De verdachte heeft tegen het hiervoor genoemde vonnis hoger beroep ingesteld.

Onderzoek van de zaak

Dit arrest is gewezen naar aanleiding van het onderzoek op de terechtzitting van het hof van 27 mei 2020 en, overeenkomstig het bepaalde bij artikel 422 van het Wetboek van Strafvordering, het onderzoek op de terechtzitting in eerste aanleg.
Het hof heeft kennisgenomen van de vordering van de advocaat-generaal, strekkende tot het niet-ontvankelijk verklaren van verdachte in zijn hoger beroep op grond van artikel 416, tweede lid, van het Wetboek van Strafvordering. Deze vordering is na voorlezing aan het hof overgelegd.

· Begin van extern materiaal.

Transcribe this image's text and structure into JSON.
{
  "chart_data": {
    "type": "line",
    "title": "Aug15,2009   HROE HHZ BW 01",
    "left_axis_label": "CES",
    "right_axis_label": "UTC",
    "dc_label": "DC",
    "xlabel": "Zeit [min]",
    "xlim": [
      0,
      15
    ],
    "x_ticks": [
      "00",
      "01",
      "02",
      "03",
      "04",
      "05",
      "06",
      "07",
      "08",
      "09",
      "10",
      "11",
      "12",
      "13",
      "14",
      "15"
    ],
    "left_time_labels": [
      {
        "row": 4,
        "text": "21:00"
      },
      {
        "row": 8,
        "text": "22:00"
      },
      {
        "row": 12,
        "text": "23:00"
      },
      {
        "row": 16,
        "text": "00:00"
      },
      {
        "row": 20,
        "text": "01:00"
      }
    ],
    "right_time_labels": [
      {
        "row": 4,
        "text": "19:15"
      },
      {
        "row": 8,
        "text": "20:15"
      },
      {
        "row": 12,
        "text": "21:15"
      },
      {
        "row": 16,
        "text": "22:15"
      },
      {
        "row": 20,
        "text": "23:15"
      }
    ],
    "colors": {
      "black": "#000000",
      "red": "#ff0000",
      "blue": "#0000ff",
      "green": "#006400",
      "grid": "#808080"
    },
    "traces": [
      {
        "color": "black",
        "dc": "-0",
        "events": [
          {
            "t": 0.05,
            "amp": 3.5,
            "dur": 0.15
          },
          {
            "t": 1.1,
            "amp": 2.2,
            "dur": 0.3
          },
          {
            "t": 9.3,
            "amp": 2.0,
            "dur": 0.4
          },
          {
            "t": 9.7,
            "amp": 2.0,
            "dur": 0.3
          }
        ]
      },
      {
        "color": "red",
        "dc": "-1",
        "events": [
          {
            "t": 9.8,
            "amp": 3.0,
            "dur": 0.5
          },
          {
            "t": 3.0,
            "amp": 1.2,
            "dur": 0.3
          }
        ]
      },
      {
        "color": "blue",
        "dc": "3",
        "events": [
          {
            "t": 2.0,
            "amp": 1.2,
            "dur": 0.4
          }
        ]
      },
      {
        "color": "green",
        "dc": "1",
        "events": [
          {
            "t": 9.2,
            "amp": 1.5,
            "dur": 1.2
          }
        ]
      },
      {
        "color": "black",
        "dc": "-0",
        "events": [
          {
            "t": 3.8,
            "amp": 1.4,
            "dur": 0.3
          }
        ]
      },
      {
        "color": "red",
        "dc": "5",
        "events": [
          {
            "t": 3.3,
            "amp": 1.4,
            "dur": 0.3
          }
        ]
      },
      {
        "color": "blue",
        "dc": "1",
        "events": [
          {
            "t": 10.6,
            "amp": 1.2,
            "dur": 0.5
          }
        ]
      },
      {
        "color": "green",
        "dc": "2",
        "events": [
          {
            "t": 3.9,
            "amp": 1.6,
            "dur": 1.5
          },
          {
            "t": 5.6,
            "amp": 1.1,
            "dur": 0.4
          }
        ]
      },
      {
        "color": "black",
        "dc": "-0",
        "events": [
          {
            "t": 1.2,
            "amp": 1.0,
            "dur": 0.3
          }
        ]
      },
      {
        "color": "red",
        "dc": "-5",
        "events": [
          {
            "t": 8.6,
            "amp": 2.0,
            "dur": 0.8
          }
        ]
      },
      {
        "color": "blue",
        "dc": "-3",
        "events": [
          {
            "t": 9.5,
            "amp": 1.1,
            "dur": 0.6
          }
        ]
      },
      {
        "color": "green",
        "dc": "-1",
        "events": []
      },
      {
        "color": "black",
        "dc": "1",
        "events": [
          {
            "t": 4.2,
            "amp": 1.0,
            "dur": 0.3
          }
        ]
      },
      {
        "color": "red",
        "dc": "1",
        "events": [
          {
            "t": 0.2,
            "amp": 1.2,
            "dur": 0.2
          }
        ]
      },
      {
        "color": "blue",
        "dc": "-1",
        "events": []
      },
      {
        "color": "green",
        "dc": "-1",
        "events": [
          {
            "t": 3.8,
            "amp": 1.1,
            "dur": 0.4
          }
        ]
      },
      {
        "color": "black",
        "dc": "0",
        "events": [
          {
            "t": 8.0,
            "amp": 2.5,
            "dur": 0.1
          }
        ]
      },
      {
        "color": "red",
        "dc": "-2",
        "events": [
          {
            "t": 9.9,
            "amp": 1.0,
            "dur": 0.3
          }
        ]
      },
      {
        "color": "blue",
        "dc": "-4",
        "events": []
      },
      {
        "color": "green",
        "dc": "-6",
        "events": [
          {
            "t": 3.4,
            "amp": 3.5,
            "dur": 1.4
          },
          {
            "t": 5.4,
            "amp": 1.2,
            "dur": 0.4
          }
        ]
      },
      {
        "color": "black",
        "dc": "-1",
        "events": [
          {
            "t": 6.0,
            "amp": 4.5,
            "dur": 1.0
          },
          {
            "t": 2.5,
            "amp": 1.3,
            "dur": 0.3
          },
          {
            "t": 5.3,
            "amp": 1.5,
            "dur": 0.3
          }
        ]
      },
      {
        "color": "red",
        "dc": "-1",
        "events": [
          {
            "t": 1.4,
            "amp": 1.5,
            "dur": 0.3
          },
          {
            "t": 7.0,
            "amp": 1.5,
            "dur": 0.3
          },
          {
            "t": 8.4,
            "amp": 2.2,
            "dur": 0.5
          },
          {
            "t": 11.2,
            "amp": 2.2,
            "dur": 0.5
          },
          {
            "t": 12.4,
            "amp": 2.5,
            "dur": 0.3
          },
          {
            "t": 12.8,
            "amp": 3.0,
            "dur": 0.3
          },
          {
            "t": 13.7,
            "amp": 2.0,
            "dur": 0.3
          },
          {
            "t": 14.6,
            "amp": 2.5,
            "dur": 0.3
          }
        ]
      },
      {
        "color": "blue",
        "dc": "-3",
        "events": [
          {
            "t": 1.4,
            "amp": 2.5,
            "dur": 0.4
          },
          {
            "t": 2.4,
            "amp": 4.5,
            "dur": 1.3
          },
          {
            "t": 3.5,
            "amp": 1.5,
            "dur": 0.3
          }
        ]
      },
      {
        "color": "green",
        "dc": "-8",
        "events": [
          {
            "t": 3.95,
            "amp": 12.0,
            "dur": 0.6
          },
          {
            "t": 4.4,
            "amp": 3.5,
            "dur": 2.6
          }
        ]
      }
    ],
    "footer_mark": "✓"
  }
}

Ontvankelijkheid van het hoger beroep

In deze zaak heeft een pro forma behandeling plaatsgevonden op 23 maart 2020. Bij akte van 25 mei 2020 is het ingestelde hoger beroep namens de verdachte ingetrokken.
Het hoger beroep is ingetrokken nadat de behandeling van de zaak in hoger beroep al is aangevangen. Nu ter terechtzitting nog geen inhoudelijke behandeling heeft plaatsgevonden en de advocaat-generaal heeft doen blijken dat behandeling van de zaak in hoger beroep wat het openbaar ministerie betreft niet meer behoeft plaats te vinden, komt het hof tot het oordeel dat verdachte geen belang meer heeft bij de voortzetting van het onderzoek in hoger beroep en ook overigens geen belang van strafvordering dit onderzoek vordert.
Het hof ziet aldus aanleiding toepassing te geven aan het bepaalde in artikel 416, tweede lid, van het Wetboek van Strafvordering. Het hof zal de verdachte daarom niet-ontvankelijk verklaren in het door hem ingestelde hoger beroep.

BESLISSING

Het hof:
Verklaart de verdachte niet-ontvankelijk in het hoger beroep.
Aldus gewezen door
mr. L.J. Bosch, voorzitter,
mr. M.C. Fuhler en mr. E.M.J. Brink, raadsheren,
in tegenwoordigheid van mr. D. de Jong, griffier,
en op 27 mei 2020 ter openbare terechtzitting uitgesproken.